David Paul Morris | Bloomberg | Getty Images

Amazon will report first-quarter earnings after the bell on Tuesday.

Here’s what analysts are expecting according to LSEG:

  • Earnings per share: 83 cents
  • Revenue: $142.5 billion

Wall Street is also watching several other numbers in the report:

  • Amazon Web Services: $24.5 billion in revenue, according to StreetAccount
  • Advertising: $11.7 billion in revenue, according to StreetAccount

Analysts are expecting Amazon to report revenue growth of 12%, which would mark a fourth straight quarter of expansion in the low double digits and a slight acceleration from a year earlier.

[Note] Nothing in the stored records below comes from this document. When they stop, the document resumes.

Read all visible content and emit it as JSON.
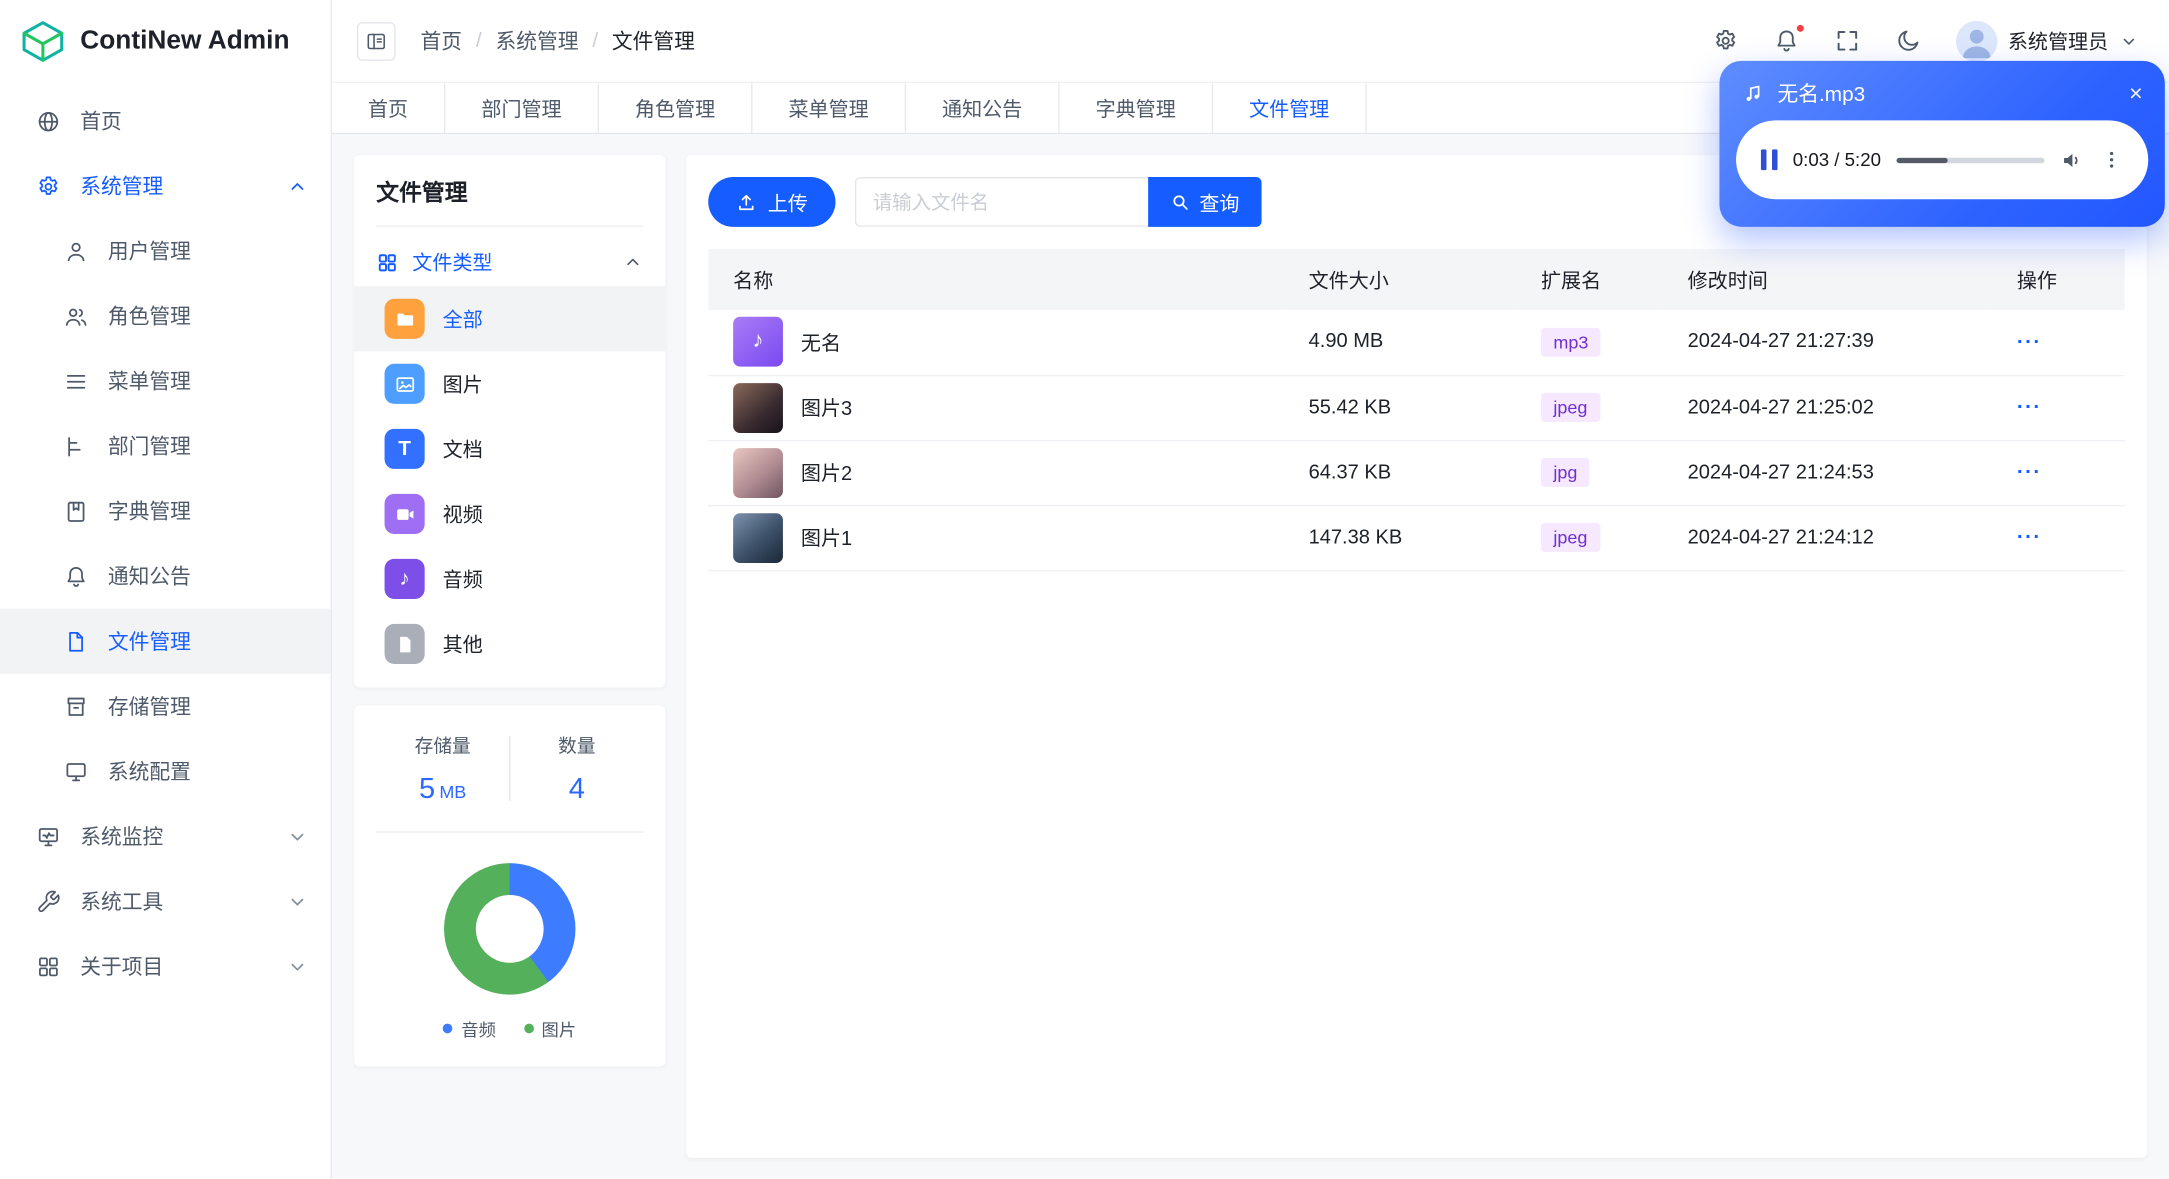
{
  "app": {
    "title": "ContiNew Admin"
  },
  "header": {
    "breadcrumb": [
      "首页",
      "系统管理",
      "文件管理"
    ],
    "separator": "/",
    "user": "系统管理员"
  },
  "tabs": [
    "首页",
    "部门管理",
    "角色管理",
    "菜单管理",
    "通知公告",
    "字典管理",
    "文件管理"
  ],
  "tabs_active": "文件管理",
  "sidebar": {
    "home": "首页",
    "system": {
      "label": "系统管理",
      "children": [
        "用户管理",
        "角色管理",
        "菜单管理",
        "部门管理",
        "字典管理",
        "通知公告",
        "文件管理",
        "存储管理",
        "系统配置"
      ]
    },
    "monitor": "系统监控",
    "tools": "系统工具",
    "about": "关于项目",
    "active_item": "文件管理"
  },
  "file_panel": {
    "title": "文件管理",
    "section_label": "文件类型",
    "types": [
      "全部",
      "图片",
      "文档",
      "视频",
      "音频",
      "其他"
    ],
    "active_type": "全部"
  },
  "stats": {
    "storage_label": "存储量",
    "storage_value": "5",
    "storage_unit": "MB",
    "count_label": "数量",
    "count_value": "4"
  },
  "chart_data": {
    "type": "pie",
    "labels": [
      "音频",
      "图片"
    ],
    "values": [
      40,
      60
    ],
    "unit": "percent (estimated from arc angles)",
    "colors": [
      "#3D7BFF",
      "#55B05C"
    ],
    "legend_position": "bottom",
    "donut": true
  },
  "toolbar": {
    "upload": "上传",
    "search_placeholder": "请输入文件名",
    "query": "查询"
  },
  "table": {
    "headers": [
      "名称",
      "文件大小",
      "扩展名",
      "修改时间",
      "操作"
    ],
    "more_label": "···",
    "rows": [
      {
        "name": "无名",
        "size": "4.90 MB",
        "ext": "mp3",
        "time": "2024-04-27 21:27:39"
      },
      {
        "name": "图片3",
        "size": "55.42 KB",
        "ext": "jpeg",
        "time": "2024-04-27 21:25:02"
      },
      {
        "name": "图片2",
        "size": "64.37 KB",
        "ext": "jpg",
        "time": "2024-04-27 21:24:53"
      },
      {
        "name": "图片1",
        "size": "147.38 KB",
        "ext": "jpeg",
        "time": "2024-04-27 21:24:12"
      }
    ]
  },
  "player": {
    "title": "无名.mp3",
    "time": "0:03 / 5:20",
    "progress_pct": 35,
    "close_label": "×"
  },
  "colors": {
    "primary": "#165DFF",
    "badge_bg": "#F5E8FF",
    "badge_text": "#722ED1"
  }
}
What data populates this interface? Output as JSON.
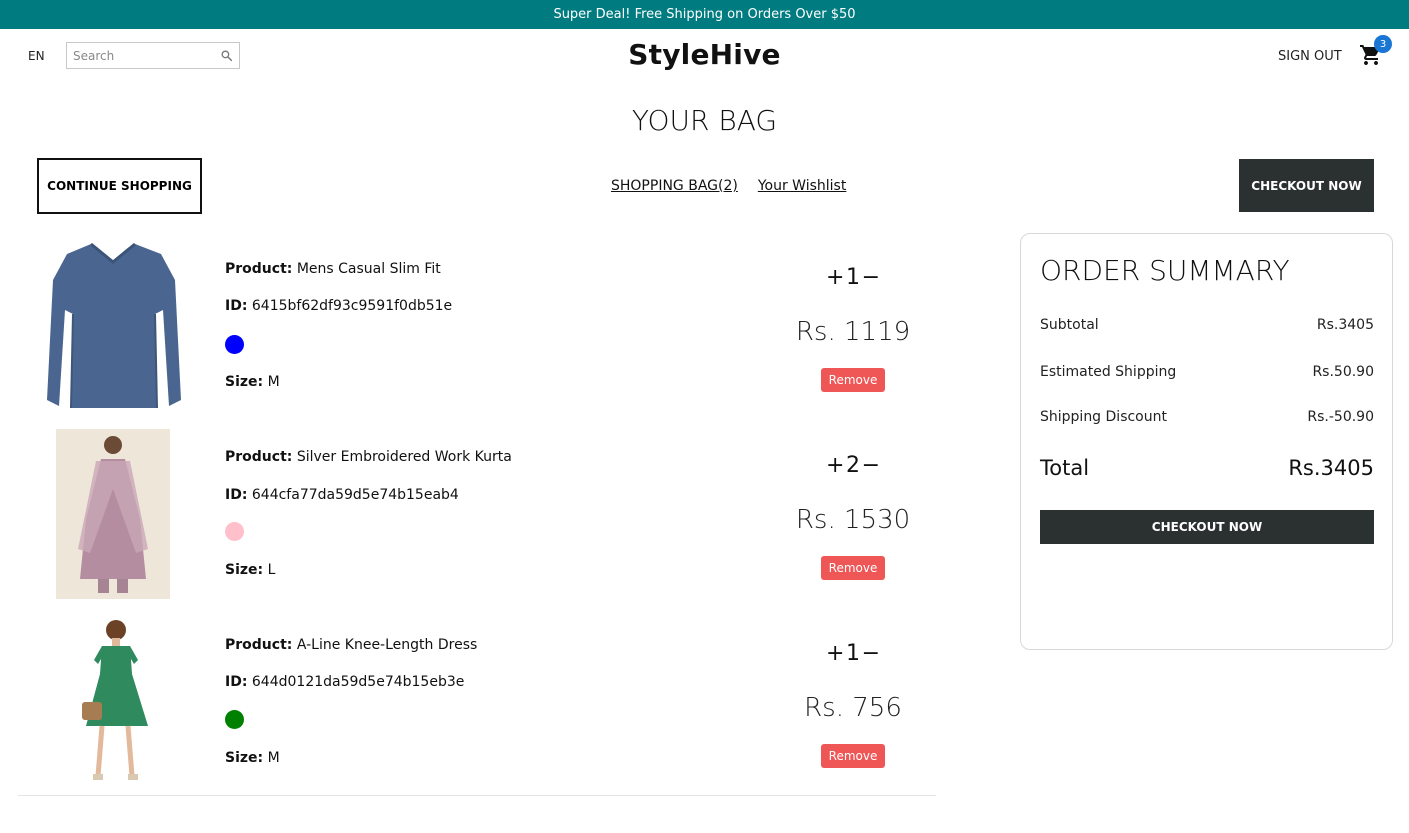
{
  "announcement": "Super Deal! Free Shipping on Orders Over $50",
  "nav": {
    "lang": "EN",
    "search_placeholder": "Search",
    "logo": "StyleHive",
    "signout": "SIGN OUT",
    "cart_count": "3"
  },
  "page": {
    "title": "YOUR BAG",
    "continue_label": "CONTINUE SHOPPING",
    "bag_link": "SHOPPING BAG(2)",
    "wishlist_link": "Your Wishlist",
    "checkout_label": "CHECKOUT NOW"
  },
  "products": [
    {
      "product_label": "Product:",
      "name": "Mens Casual Slim Fit",
      "id_label": "ID:",
      "id": "6415bf62df93c9591f0db51e",
      "color": "#0000ff",
      "size_label": "Size:",
      "size": "M",
      "plus": "+",
      "qty": "1",
      "minus": "−",
      "price": "Rs. 1119",
      "remove": "Remove"
    },
    {
      "product_label": "Product:",
      "name": "Silver Embroidered Work Kurta",
      "id_label": "ID:",
      "id": "644cfa77da59d5e74b15eab4",
      "color": "#ffc0cb",
      "size_label": "Size:",
      "size": "L",
      "plus": "+",
      "qty": "2",
      "minus": "−",
      "price": "Rs. 1530",
      "remove": "Remove"
    },
    {
      "product_label": "Product:",
      "name": "A-Line Knee-Length Dress",
      "id_label": "ID:",
      "id": "644d0121da59d5e74b15eb3e",
      "color": "#008000",
      "size_label": "Size:",
      "size": "M",
      "plus": "+",
      "qty": "1",
      "minus": "−",
      "price": "Rs. 756",
      "remove": "Remove"
    }
  ],
  "summary": {
    "title": "ORDER SUMMARY",
    "subtotal_label": "Subtotal",
    "subtotal": "Rs.3405",
    "shipping_label": "Estimated Shipping",
    "shipping": "Rs.50.90",
    "discount_label": "Shipping Discount",
    "discount": "Rs.-50.90",
    "total_label": "Total",
    "total": "Rs.3405",
    "checkout_label": "CHECKOUT NOW"
  },
  "colors": {
    "announcement_bg": "#007c80",
    "dark_button": "#2b3030",
    "remove_button": "#ef5656",
    "badge": "#1976d2"
  }
}
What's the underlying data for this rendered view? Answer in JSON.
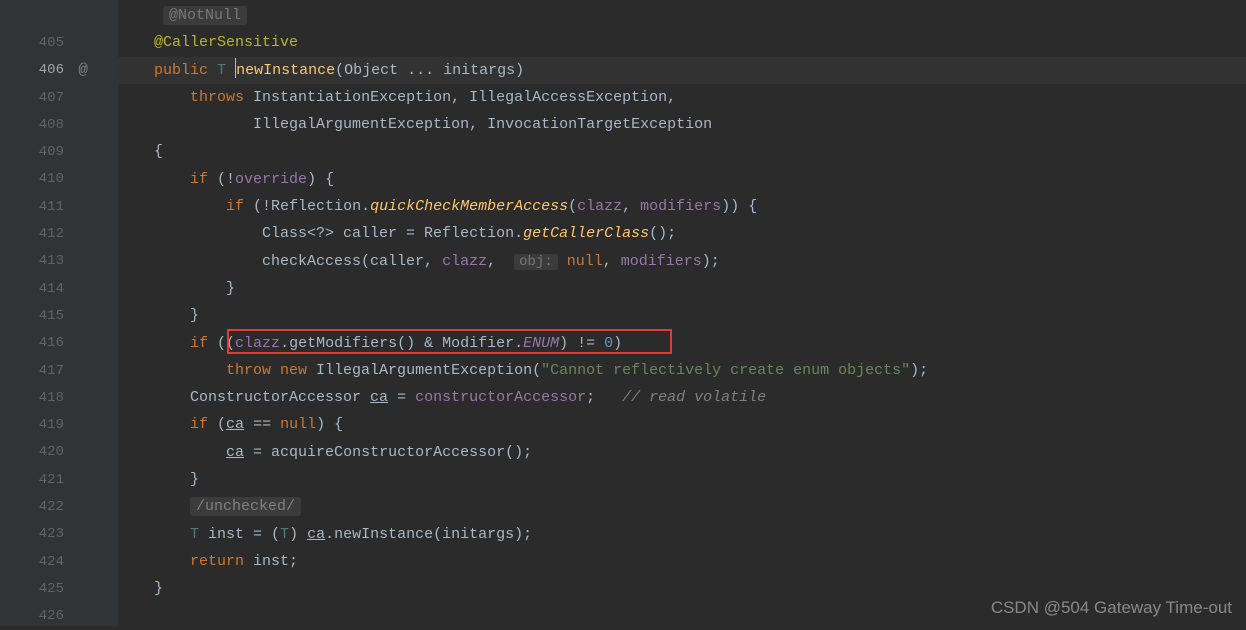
{
  "lines": {
    "start": 405,
    "end": 426,
    "active": 406
  },
  "code": {
    "l405_annot": "@NotNull",
    "l406_annot": "@CallerSensitive",
    "l406_public": "public",
    "l406_T": "T",
    "l406_method": "newInstance",
    "l406_sig": "(Object ... initargs)",
    "l407_throws": "throws",
    "l407_ex": "InstantiationException, IllegalAccessException,",
    "l408_ex": "IllegalArgumentException, InvocationTargetException",
    "l409": "{",
    "l410_if": "if",
    "l410_cond_open": " (!",
    "l410_field": "override",
    "l410_cond_close": ") {",
    "l411_if": "if",
    "l411_open": " (!Reflection.",
    "l411_method": "quickCheckMemberAccess",
    "l411_open2": "(",
    "l411_clazz": "clazz",
    "l411_mid": ", ",
    "l411_mod": "modifiers",
    "l411_close": ")) {",
    "l412_text1": "Class<?> caller = Reflection.",
    "l412_method": "getCallerClass",
    "l412_text2": "();",
    "l413_text1": "checkAccess(caller, ",
    "l413_clazz": "clazz",
    "l413_mid": ", ",
    "l413_hint": "obj:",
    "l413_null": "null",
    "l413_mid2": ", ",
    "l413_mod": "modifiers",
    "l413_close": ");",
    "l414": "}",
    "l415": "}",
    "l416_if": "if",
    "l416_open": " ((",
    "l416_clazz": "clazz",
    "l416_text1": ".getModifiers() & Modifier.",
    "l416_enum": "ENUM",
    "l416_text2": ") != ",
    "l416_zero": "0",
    "l416_close": ")",
    "l417_throw": "throw new",
    "l417_exc": " IllegalArgumentException(",
    "l417_str": "\"Cannot reflectively create enum objects\"",
    "l417_close": ");",
    "l418_text1": "ConstructorAccessor ",
    "l418_ca": "ca",
    "l418_text2": " = ",
    "l418_field": "constructorAccessor",
    "l418_text3": ";   ",
    "l418_comment": "// read volatile",
    "l419_if": "if",
    "l419_open": " (",
    "l419_ca": "ca",
    "l419_text": " == ",
    "l419_null": "null",
    "l419_close": ") {",
    "l420_ca": "ca",
    "l420_text": " = acquireConstructorAccessor();",
    "l421": "}",
    "l422_comment": "/unchecked/",
    "l423_T": "T",
    "l423_text1": " inst = (",
    "l423_T2": "T",
    "l423_text2": ") ",
    "l423_ca": "ca",
    "l423_text3": ".newInstance(initargs);",
    "l424_return": "return",
    "l424_text": " inst;",
    "l425": "}"
  },
  "watermark": "CSDN @504 Gateway Time-out",
  "at_icon": "@"
}
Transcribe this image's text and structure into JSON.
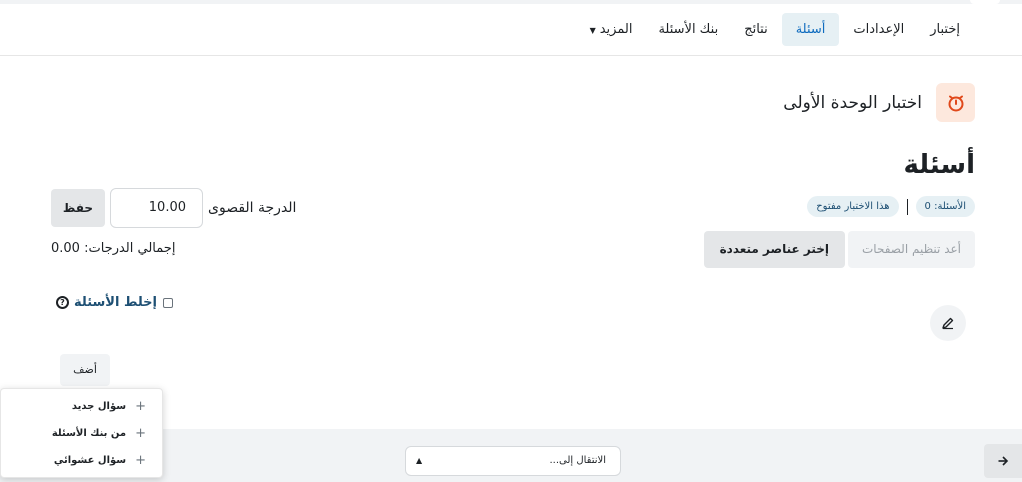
{
  "nav": {
    "tabs": [
      {
        "label": "إختبار"
      },
      {
        "label": "الإعدادات"
      },
      {
        "label": "أسئلة",
        "active": true
      },
      {
        "label": "نتائج"
      },
      {
        "label": "بنك الأسئلة"
      },
      {
        "label": "المزيد",
        "icon": "caret-down-icon"
      }
    ]
  },
  "activity": {
    "title": "اختبار الوحدة الأولى",
    "icon": "quiz-timer-icon",
    "icon_color": "#e0481a"
  },
  "page": {
    "heading": "أسئلة"
  },
  "status": {
    "questions_count": "الأسئلة: 0",
    "quiz_open": "هذا الاختبار مفتوح"
  },
  "actions": {
    "repaginate": "أعد تنظيم الصفحات",
    "select_multiple": "إختر عناصر متعددة"
  },
  "grade": {
    "label": "الدرجة القصوى",
    "value": "10.00",
    "save": "حفظ",
    "total": "إجمالي الدرجات: 0.00"
  },
  "shuffle": {
    "label": "إخلط الأسئلة",
    "checked": false,
    "help_icon": "help-question-icon"
  },
  "edit": {
    "icon": "pencil-icon"
  },
  "add": {
    "label": "أضف"
  },
  "add_menu": {
    "items": [
      {
        "label": "سؤال جديد"
      },
      {
        "label": "من بنك الأسئلة"
      },
      {
        "label": "سؤال عشوائي"
      }
    ]
  },
  "footer": {
    "jump_placeholder": "الانتقال إلى...",
    "next_icon": "arrow-right-icon"
  },
  "colors": {
    "accent": "#0f6cbf",
    "pill_bg": "#e6f0f4",
    "activity_bg": "#fde8dd"
  }
}
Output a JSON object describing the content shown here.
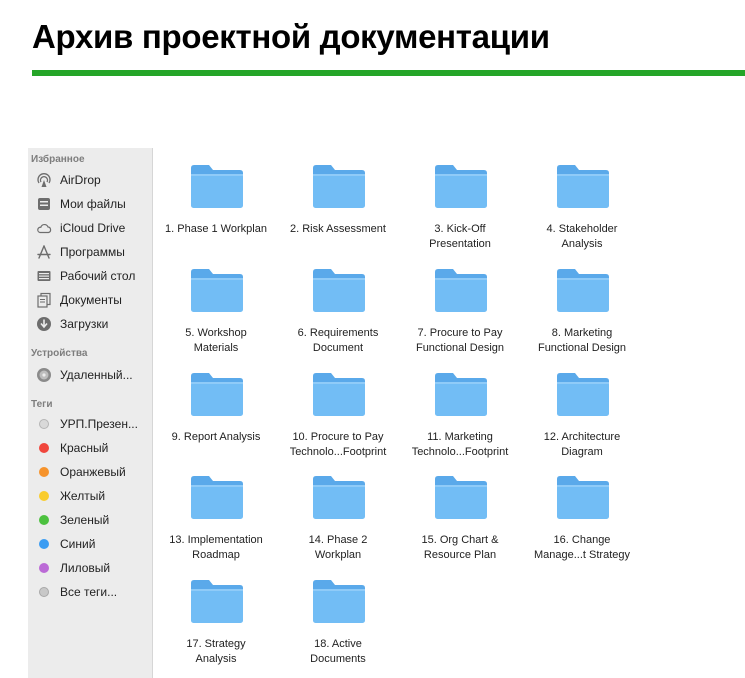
{
  "page_title": "Архив проектной документации",
  "colors": {
    "accent_rule": "#25a528",
    "folder": "#6fb9f3"
  },
  "sidebar": {
    "favorites_heading": "Избранное",
    "favorites": [
      {
        "label": "AirDrop",
        "icon": "airdrop-icon"
      },
      {
        "label": "Мои файлы",
        "icon": "my-files-icon"
      },
      {
        "label": "iCloud Drive",
        "icon": "cloud-icon"
      },
      {
        "label": "Программы",
        "icon": "applications-icon"
      },
      {
        "label": "Рабочий стол",
        "icon": "desktop-icon"
      },
      {
        "label": "Документы",
        "icon": "documents-icon"
      },
      {
        "label": "Загрузки",
        "icon": "downloads-icon"
      }
    ],
    "devices_heading": "Устройства",
    "devices": [
      {
        "label": "Удаленный...",
        "icon": "remote-disc-icon"
      }
    ],
    "tags_heading": "Теги",
    "tags": [
      {
        "label": "УРП.Презен...",
        "color": "#d9d9d9"
      },
      {
        "label": "Красный",
        "color": "#f0463c"
      },
      {
        "label": "Оранжевый",
        "color": "#f6932b"
      },
      {
        "label": "Желтый",
        "color": "#f9cc2d"
      },
      {
        "label": "Зеленый",
        "color": "#4cc13f"
      },
      {
        "label": "Синий",
        "color": "#3a9cf2"
      },
      {
        "label": "Лиловый",
        "color": "#bb6ad6"
      },
      {
        "label": "Все теги...",
        "color": "#c8c8c8"
      }
    ]
  },
  "folders": [
    {
      "line1": "1. Phase 1 Workplan",
      "line2": ""
    },
    {
      "line1": "2. Risk Assessment",
      "line2": ""
    },
    {
      "line1": "3. Kick-Off",
      "line2": "Presentation"
    },
    {
      "line1": "4. Stakeholder",
      "line2": "Analysis"
    },
    {
      "line1": "5. Workshop",
      "line2": "Materials"
    },
    {
      "line1": "6. Requirements",
      "line2": "Document"
    },
    {
      "line1": "7. Procure to Pay",
      "line2": "Functional Design"
    },
    {
      "line1": "8. Marketing",
      "line2": "Functional Design"
    },
    {
      "line1": "9. Report Analysis",
      "line2": ""
    },
    {
      "line1": "10. Procure to Pay",
      "line2": "Technolo...Footprint"
    },
    {
      "line1": "11. Marketing",
      "line2": "Technolo...Footprint"
    },
    {
      "line1": "12. Architecture",
      "line2": "Diagram"
    },
    {
      "line1": "13. Implementation",
      "line2": "Roadmap"
    },
    {
      "line1": "14. Phase 2",
      "line2": "Workplan"
    },
    {
      "line1": "15. Org Chart &",
      "line2": "Resource Plan"
    },
    {
      "line1": "16. Change",
      "line2": "Manage...t Strategy"
    },
    {
      "line1": "17. Strategy",
      "line2": "Analysis"
    },
    {
      "line1": "18. Active",
      "line2": "Documents"
    }
  ]
}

Earnings are growing much faster, thanks to widespread cost-cutting, tweaks to Amazon’s fulfillment operations and the stabilizing of cloud spending. Operating income of $11.2 billion is expected, according to StreetAccount, up over 130% from a year earlier.

Under CEO Andy Jassy, Amazon has become more disciplined in its spending, while growing profitable services like advertising, cloud computing, Prime memberships and its third-party marketplace.

The company has laid off more than 27,000 employees since late 2022, with the cuts bleeding into 2024. During the first quarter, Amazon let go hundreds of staffers in its health and AWS businesses.

Following a rough 2021 and 2022, Amazon shares soared 75% last year, and have gained 19% year to date, outperforming the Nasdaq Composite, which is up about 6.5%.

Analysts expect Amazon to report a 12% increase in AWS revenue. That’s a slight deceleration from the previous quarter, when revenue grew 13%, but a notable uptick from the first quarter of 2023, when sales expanded just 9%.

Executives said in February they expect increasing demand for generative artificial intelligence technology to give AWS a boost. Jassy echoed that sentiment in his annual letter to shareholders released earlier this month.

Advertising, another high-margin business, will also be a key area to watch, with revenue projected to grow more than 23% year over year to $11.7 billion. Digital ad peers Meta, Google and Snap all reported earnings last week that surpassed analysts expectations.

Wedbush analysts expect to see strong growth in Amazon’s ad business in the first quarter, and “healthy spending intent for the remainder of 2024,” they wrote in a note to clients last week.

“We think the opportunity for Amazon is still early and expect multiyear growth above the broader digital ad market, supported by continued expansion of off-platform advertising opportunities, ongoing monetization of Prime Video ads, emerging demand from non-endemic advertisers, and core on-platform sponsored product growth supported by the secular transition to e-commerce,” Wedbush analysts wrote. They have an outperform rating on Amazon’s shares.

Wall Street will also be watching to see if Amazon takes a page from its tech peers in announcing its first-ever dividend. Google parent Alphabet last week issued its first dividend alongside its quarterly results, while Meta authorized its first-ever dividend in February.

Amazon ended 2023 with $73.4 billion in cash and equivalents.

The company will discuss the results on a conference call with investors at 5:30 p.m. ET.